Announcing the 2024 Wilkes Award

As Editor-in-Chief of The Computer Journal, published by Oxford University Press on behalf of BCS, The Chartered Institute for IT, it is my honour to select the recipient of the annual Wilkes Award, awarded to the authors of the best paper published in the previous year’s volume. The key judging criteria for the Award are originality and quality of theme and treatment, as assessed by an expert judging panel.

We are pleased to announce this year’s winning and runner-up papers for the 2024 Wilkes Award for Volumes 66-67 (2023-2024):

Winning paper

Near Real-Time Social Distance Estimation In London
James Walsh, Oluwafunmilola Kesa, Andrew Wang, Mihai Ilas, Patrick O’Hara, Oscar Giles, Neil Dhir, Mark Girolami and Theodoros Damoulas
The Computer Journal, Volume 67, Issue 1 (January 2024), pp.95-109
https://doi.org/10.1093/comjnl/bxac160

This paper describes a computer vision and machine learning system built by the Alan Turing Institute to estimate social distancing adherence across London during the COVID-19 pandemic, repurposing infrastructure originally developed for an air quality monitoring platform. The system processes footage from over 900 public traffic cameras in near real time. A calibration stage learns a mapping from each camera’s pixel coordinates to real-world locations using vanishing-point estimation and manually identified landmarks such as road markings and traffic lights, while a separately tuned object detection model locates pedestrians within each frame. From these calibrated detections the authors derive social distancing and group-clustering metrics, and add a change-point detection process to flag cameras whose calibration has drifted due to weather, vegetation growth or physical disturbance. Over an 18-month deployment the platform processed more than 19 terabytes of footage, and the paper reports that Transport for London used its output to justify and evaluate over 700 street-level interventions, such as widened pavements and relocated bus stops, with the authors presenting before-and-after distancing measurements for several specific interventions as evidence of effect.
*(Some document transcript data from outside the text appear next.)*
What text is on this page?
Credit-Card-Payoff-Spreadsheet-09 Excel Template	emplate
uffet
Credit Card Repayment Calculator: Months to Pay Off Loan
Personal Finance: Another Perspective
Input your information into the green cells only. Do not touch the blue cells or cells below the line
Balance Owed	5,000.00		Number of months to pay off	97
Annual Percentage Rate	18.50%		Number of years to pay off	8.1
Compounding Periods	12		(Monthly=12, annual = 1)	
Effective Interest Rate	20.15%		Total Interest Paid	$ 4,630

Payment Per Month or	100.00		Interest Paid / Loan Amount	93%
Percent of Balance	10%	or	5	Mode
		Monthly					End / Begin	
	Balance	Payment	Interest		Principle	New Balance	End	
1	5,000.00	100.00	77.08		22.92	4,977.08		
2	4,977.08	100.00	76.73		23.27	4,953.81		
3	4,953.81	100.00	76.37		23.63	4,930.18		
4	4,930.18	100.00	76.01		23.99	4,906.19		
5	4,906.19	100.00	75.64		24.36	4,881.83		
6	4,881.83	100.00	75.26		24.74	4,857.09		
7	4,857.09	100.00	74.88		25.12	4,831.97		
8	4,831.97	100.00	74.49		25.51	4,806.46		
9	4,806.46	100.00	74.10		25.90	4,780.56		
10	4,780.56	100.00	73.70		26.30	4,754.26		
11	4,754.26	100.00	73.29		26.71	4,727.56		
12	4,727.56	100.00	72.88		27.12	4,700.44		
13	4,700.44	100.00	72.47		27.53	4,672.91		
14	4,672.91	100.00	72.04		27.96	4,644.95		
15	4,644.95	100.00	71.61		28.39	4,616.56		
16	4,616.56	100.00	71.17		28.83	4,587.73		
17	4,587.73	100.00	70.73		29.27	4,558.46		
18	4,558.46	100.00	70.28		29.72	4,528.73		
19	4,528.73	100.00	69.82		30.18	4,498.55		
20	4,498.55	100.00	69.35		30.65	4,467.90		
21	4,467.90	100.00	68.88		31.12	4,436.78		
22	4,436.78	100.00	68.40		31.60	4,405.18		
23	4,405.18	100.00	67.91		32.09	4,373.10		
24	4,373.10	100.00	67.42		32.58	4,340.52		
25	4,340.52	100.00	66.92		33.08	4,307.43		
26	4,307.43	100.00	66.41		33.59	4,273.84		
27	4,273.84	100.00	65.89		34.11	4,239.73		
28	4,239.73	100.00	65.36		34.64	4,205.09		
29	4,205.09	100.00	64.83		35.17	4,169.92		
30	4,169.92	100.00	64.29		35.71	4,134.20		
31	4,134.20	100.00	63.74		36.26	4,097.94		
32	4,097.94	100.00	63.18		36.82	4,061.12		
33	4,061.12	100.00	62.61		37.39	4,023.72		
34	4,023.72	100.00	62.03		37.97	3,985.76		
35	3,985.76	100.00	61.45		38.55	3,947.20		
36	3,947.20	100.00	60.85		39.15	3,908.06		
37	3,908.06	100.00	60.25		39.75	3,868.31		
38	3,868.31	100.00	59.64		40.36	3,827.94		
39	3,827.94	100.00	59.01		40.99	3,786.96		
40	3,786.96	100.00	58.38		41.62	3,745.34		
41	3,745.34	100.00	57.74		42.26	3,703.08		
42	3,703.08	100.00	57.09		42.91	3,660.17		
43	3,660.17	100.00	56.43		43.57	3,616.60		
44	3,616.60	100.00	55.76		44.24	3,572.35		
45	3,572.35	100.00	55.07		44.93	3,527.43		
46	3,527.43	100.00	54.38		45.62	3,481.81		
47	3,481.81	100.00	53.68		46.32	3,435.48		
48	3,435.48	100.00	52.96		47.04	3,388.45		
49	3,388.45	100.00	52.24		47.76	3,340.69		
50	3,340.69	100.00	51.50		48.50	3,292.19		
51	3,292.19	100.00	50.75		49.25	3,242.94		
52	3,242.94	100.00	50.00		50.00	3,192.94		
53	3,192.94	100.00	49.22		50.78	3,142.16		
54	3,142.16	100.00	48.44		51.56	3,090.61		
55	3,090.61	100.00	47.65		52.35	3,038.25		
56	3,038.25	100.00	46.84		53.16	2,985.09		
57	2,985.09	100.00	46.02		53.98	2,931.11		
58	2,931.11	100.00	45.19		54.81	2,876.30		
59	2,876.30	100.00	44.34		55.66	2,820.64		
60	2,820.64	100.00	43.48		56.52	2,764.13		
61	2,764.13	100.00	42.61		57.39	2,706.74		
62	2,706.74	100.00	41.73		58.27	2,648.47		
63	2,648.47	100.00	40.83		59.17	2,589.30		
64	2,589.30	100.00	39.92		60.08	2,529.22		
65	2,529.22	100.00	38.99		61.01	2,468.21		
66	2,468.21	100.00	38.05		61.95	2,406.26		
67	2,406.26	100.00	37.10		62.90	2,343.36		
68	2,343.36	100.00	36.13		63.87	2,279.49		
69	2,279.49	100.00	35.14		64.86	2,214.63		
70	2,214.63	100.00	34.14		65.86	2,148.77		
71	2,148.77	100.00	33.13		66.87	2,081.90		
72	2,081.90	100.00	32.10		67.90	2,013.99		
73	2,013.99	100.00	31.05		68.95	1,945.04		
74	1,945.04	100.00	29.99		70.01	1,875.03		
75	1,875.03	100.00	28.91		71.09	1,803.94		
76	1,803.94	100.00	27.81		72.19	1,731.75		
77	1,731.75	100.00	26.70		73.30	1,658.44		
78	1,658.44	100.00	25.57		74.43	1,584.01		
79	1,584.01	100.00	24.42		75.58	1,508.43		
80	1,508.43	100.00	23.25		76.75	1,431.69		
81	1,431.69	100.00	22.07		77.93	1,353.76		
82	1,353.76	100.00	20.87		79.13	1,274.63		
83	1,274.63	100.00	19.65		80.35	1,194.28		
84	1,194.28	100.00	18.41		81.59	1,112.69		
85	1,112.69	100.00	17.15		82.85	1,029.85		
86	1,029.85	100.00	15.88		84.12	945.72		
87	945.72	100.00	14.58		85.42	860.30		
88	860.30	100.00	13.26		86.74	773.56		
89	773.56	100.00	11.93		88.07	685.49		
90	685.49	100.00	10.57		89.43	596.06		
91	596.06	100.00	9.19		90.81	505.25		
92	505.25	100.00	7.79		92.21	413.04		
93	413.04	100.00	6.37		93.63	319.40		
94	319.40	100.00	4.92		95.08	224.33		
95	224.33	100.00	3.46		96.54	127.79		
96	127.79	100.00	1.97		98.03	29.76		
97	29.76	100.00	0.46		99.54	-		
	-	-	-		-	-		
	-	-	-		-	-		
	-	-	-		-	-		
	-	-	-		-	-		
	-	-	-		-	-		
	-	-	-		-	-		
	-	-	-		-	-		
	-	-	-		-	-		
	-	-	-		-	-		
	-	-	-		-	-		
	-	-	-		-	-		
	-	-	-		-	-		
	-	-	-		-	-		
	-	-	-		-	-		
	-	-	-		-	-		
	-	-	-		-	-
It is a paper less about a single novel algorithm than about the disciplined engineering, calibration and validation needed to turn computer vision into a trustworthy, continuously operating policy tool, and the documented real-world impact on London’s pandemic response made it a clear and worthy winner.

Runner-up

GUI: A Geolocation Method for Unreachable IP
Shuodi Zu, Xiangyang Luo, Liang Wang and Fan Zhang
The Computer Journal, Volume 67, Issue 5 (May 2024), pp.1963-1978
https://doi.org/10.1093/comjnl/bxad116

The runner-up paper tackles a practical limitation in IP geolocation: many devices on the internet do not respond to the network probes that existing tools rely on, whether for security reasons or to save resources, and previous methods could either not geolocate such targets at all or could only place them at city level. The authors propose GUI, which first determines a target’s city by comparing its partial detection path against a metropolitan-area network topology built from many landmark devices with known locations, then refines this to a more precise estimate either by finding landmarks that share the target’s subnet, or, failing that, by tracing back to the nearest shared router and using the landmarks reachable from it. Tested across 15 cities in China and the USA, where the authors find that more than a third, and in several cities well over half, of sampled IPs are unreachable to standard probing, GUI substantially outperforms existing methods and commercial geolocation databases on both city-level success rate and the precision of within-city location estimates for these previously hard-to-locate targets.

You can browse previous winners of the Wilkes Award, and find out more about the Award itself. Thank you also to the 2024 Wilkes Award judging panel:

  • Professor Alastair Irons, Abertay University, UK
  • Professor Alan Marshall, University of Liverpool, UK
  • Professor Chris Mitchell, Royal Holloway, University of London, UK
  • Professor Jim Woodcock, University of York, UK

The award is named after Sir Maurice Wilkes (1913-2010), Director of the Cambridge University Computer Laboratory from 1945 to 1980, throughout the development of stored program computers starting with EDSAC, which ran the first realistic programs on a stored-program electronic computer in 1949. He went on to invent microprogramming, and, with David Wheeler and Stanley Gill, developed an early programming system based on subroutines and labels that shaped how software was written for decades afterwards. Wilkes was also the founding President of the British Computer Society (1957-60), received the ACM A.M. Turing Award in 1967, and was knighted for his services to computing in 2000.